In 1027, Mahmud conducted his sixteenth and last military engagement as a naval attack near the Indus River, where Mahmud of Ghazni inflicted a severe defeat on the Jats, compelling them to retreat with substantial losses.

== Historiography issues ==
Mahmud's raided Gujarat, plundered the Somnath temple and broke its jyotirlinga. He took away booty of 2 million dinars. The conquest of Somnath was followed by a punitive invasion of Anhilwara. Some historians claim that there are records of pilgrimages to the temple in 1038 that do not mention damage to the temple. However, powerful legends with intricate detail had developed regarding Mahmud's raid in the Turko-Persian literature, which "electrified" the Muslim world according to scholar Meenakshi Jain.

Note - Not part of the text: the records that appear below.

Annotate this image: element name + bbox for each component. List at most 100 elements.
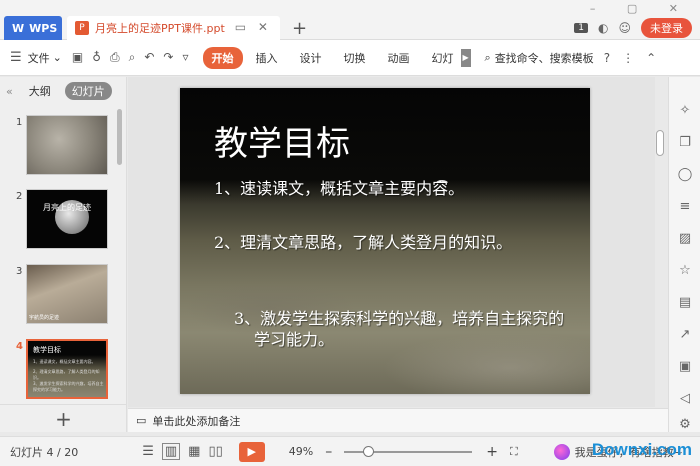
- thumbnail-title: 月亮上的足迹: [43, 203, 91, 212]
- zoom-out-icon[interactable]: –: [325, 444, 332, 460]
- slide-point-2[interactable]: 2、理清文章思路，了解人类登月的知识。: [214, 232, 554, 253]
- zoom-slider[interactable]: [344, 445, 473, 457]
- image-icon[interactable]: ▣: [669, 359, 700, 374]
- collapse-panel-icon[interactable]: «: [6, 85, 13, 98]
- redo-icon[interactable]: ↷: [163, 50, 173, 65]
- picture-icon[interactable]: ▨: [669, 231, 700, 246]
- menu-bar: ☰ 文件 ⌄ ▣ ♁ ⎙ ⌕ ↶ ↷ ▿ 开始 插入 设计 切换 动画 幻灯 ▶…: [0, 40, 700, 76]
- slide-point-1[interactable]: 1、速读课文，概括文章主要内容。: [214, 178, 564, 199]
- tab-outline[interactable]: 大纲: [29, 83, 51, 99]
- notes-icon: ▭: [136, 414, 147, 427]
- slide-number: 4: [16, 341, 23, 352]
- window-count-badge[interactable]: 1: [574, 23, 588, 33]
- zoom-level[interactable]: 49%: [289, 445, 313, 458]
- tabs-scroll-right-icon[interactable]: ▶: [460, 48, 471, 67]
- save-icon[interactable]: ▣: [72, 50, 83, 65]
- notes-view-icon[interactable]: ☰: [142, 444, 154, 459]
- tab-controls[interactable]: ▭ ✕: [235, 20, 272, 34]
- tab-slides[interactable]: 幻灯片: [64, 82, 112, 100]
- help-icon[interactable]: ?: [604, 51, 610, 65]
- copy-icon[interactable]: ❐: [669, 135, 700, 150]
- collapse-ribbon-icon[interactable]: ⌃: [646, 51, 656, 65]
- view-switcher: ☰ ▥ ▦ ▯▯: [142, 443, 223, 460]
- notes-bar[interactable]: ▭ 单击此处添加备注: [128, 408, 668, 432]
- canvas-scrollbar[interactable]: [656, 130, 664, 156]
- title-bar: – ▢ ✕ W WPS P 月亮上的足迹PPT课件.ppt ▭ ✕ + 1 ◐ …: [0, 0, 700, 40]
- menubar-right: ? ⋮ ⌃: [604, 51, 656, 65]
- search-icon: ⌕: [484, 50, 491, 64]
- wps-logo-icon: W: [12, 21, 25, 35]
- slide-number: 1: [16, 117, 23, 128]
- magic-icon[interactable]: ✧: [669, 103, 700, 118]
- star-icon[interactable]: ☆: [669, 263, 700, 278]
- current-slide[interactable]: 教学目标 1、速读课文，概括文章主要内容。 2、理清文章思路，了解人类登月的知识…: [180, 88, 590, 394]
- play-slideshow-button[interactable]: ▶: [238, 441, 265, 462]
- customize-icon[interactable]: ▿: [182, 50, 188, 65]
- tab-design[interactable]: 设计: [291, 47, 331, 69]
- wps-home-tab[interactable]: W WPS: [4, 16, 62, 40]
- normal-view-icon[interactable]: ▥: [161, 443, 181, 460]
- slide-number: 2: [16, 191, 23, 202]
- settings-icon[interactable]: ⚙: [669, 417, 700, 432]
- tab-insert[interactable]: 插入: [247, 47, 287, 69]
- layout-icon[interactable]: ▤: [669, 295, 700, 310]
- zoom-in-icon[interactable]: +: [486, 444, 498, 460]
- tab-slideshow[interactable]: 幻灯: [423, 47, 463, 69]
- slide-sorter-icon[interactable]: ▦: [188, 444, 200, 459]
- document-tab[interactable]: P 月亮上的足迹PPT课件.ppt ▭ ✕: [67, 16, 280, 40]
- slide-point-3[interactable]: 3、激发学生探索科学的兴趣，培养自主探究的学习能力。: [234, 308, 572, 350]
- thumbnail-title: 教学目标: [33, 346, 61, 354]
- panel-scrollbar[interactable]: [117, 109, 122, 165]
- thumbnail-current-slide: 教学目标 1、速读课文，概括文章主要内容。 2、理清文章思路，了解人类登月的知识…: [26, 339, 108, 399]
- play-icon: ▶: [247, 445, 256, 458]
- login-button[interactable]: 未登录: [641, 18, 692, 38]
- quick-access-toolbar: ▣ ♁ ⎙ ⌕ ↶ ↷ ▿: [72, 50, 189, 65]
- slide-thumbnail[interactable]: 3 宇航员的足迹: [0, 260, 118, 324]
- print-icon[interactable]: ⎙: [110, 50, 120, 65]
- assistant-avatar-icon: [553, 443, 570, 460]
- new-tab-button[interactable]: +: [292, 18, 307, 39]
- share-icon[interactable]: ↗: [669, 327, 700, 342]
- user-center-icon[interactable]: ☺: [618, 21, 631, 35]
- slide-thumbnail[interactable]: 1: [0, 111, 118, 175]
- document-tab-label: 月亮上的足迹PPT课件.ppt: [95, 22, 225, 35]
- slide-number: 3: [16, 266, 23, 277]
- command-search-label: 查找命令、搜索模板: [494, 51, 594, 65]
- sound-icon[interactable]: ◁: [669, 391, 700, 406]
- window-controls[interactable]: – ▢ ✕: [590, 2, 692, 15]
- fit-window-icon[interactable]: ⛶: [510, 445, 518, 459]
- slide-thumbnail[interactable]: 2 月亮上的足迹: [0, 185, 118, 249]
- menu-icon[interactable]: ☰: [10, 50, 22, 65]
- thumbnail-footprint-image: [26, 115, 108, 175]
- watermark-logo: Downxi.com: [591, 440, 692, 459]
- undo-icon[interactable]: ↶: [144, 50, 154, 65]
- titlebar-right: 1 ◐ ☺ 未登录: [574, 18, 692, 38]
- slide-info: 幻灯片 4 / 20: [10, 445, 79, 459]
- thumbnail-line: 1、速读课文，概括文章主要内容。: [33, 359, 96, 364]
- print-preview-icon[interactable]: ⌕: [129, 50, 136, 65]
- adjust-icon[interactable]: ≡: [669, 199, 700, 214]
- thumbnail-line: 3、激发学生探索科学的兴趣，培养自主探究的学习能力。: [33, 381, 104, 392]
- wps-tab-label: WPS: [29, 21, 58, 35]
- right-sidebar: ✧ ❐ ◯ ≡ ▨ ☆ ▤ ↗ ▣ ◁ ⚙: [668, 77, 700, 432]
- more-icon[interactable]: ⋮: [622, 51, 634, 65]
- slide-thumbnail-current[interactable]: 4 教学目标 1、速读课文，概括文章主要内容。 2、理清文章思路，了解人类登月的…: [0, 335, 118, 399]
- reading-view-icon[interactable]: ▯▯: [208, 444, 222, 459]
- tab-transition[interactable]: 切换: [335, 47, 375, 69]
- zoom-slider-knob[interactable]: [363, 445, 375, 457]
- chevron-down-icon: ⌄: [52, 51, 62, 64]
- slide-canvas: 教学目标 1、速读课文，概括文章主要内容。 2、理清文章思路，了解人类登月的知识…: [128, 77, 655, 407]
- ppt-file-icon: P: [75, 21, 89, 35]
- format-painter-icon[interactable]: ♁: [92, 50, 101, 65]
- shape-icon[interactable]: ◯: [669, 167, 700, 182]
- tab-home[interactable]: 开始: [202, 46, 243, 69]
- file-menu[interactable]: 文件 ⌄: [28, 50, 62, 66]
- notes-placeholder: 单击此处添加备注: [152, 414, 241, 428]
- add-slide-button[interactable]: +: [0, 404, 127, 432]
- command-search[interactable]: ⌕ 查找命令、搜索模板: [485, 50, 594, 66]
- skin-icon[interactable]: ◐: [598, 21, 608, 35]
- slide-title[interactable]: 教学目标: [214, 116, 350, 165]
- tab-animation[interactable]: 动画: [379, 47, 419, 69]
- thumbnail-caption: 宇航员的足迹: [29, 315, 60, 321]
- thumbnail-boot-image: 宇航员的足迹: [26, 264, 108, 324]
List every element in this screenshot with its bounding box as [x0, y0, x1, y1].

Historians including Thapar, Eaton, and A. K. Majumdar have questioned the iconoclastic historiography of this incident. Thapar quoted Majumdar (1956):
But, as is well known, Hindu sources do not give any information regarding the raids of Sultan Mahmud, so that what follows is based solely on the testimony of Muslim authors.
 Thapar also argued against the prevalent narrative:
Yet in a curiously contradictory manner, the Turko-Persian narratives were accepted as historically valid and even their internal contradictions were not given much attention, largely because they approximated more closely to the current European sense of history than did the other sources.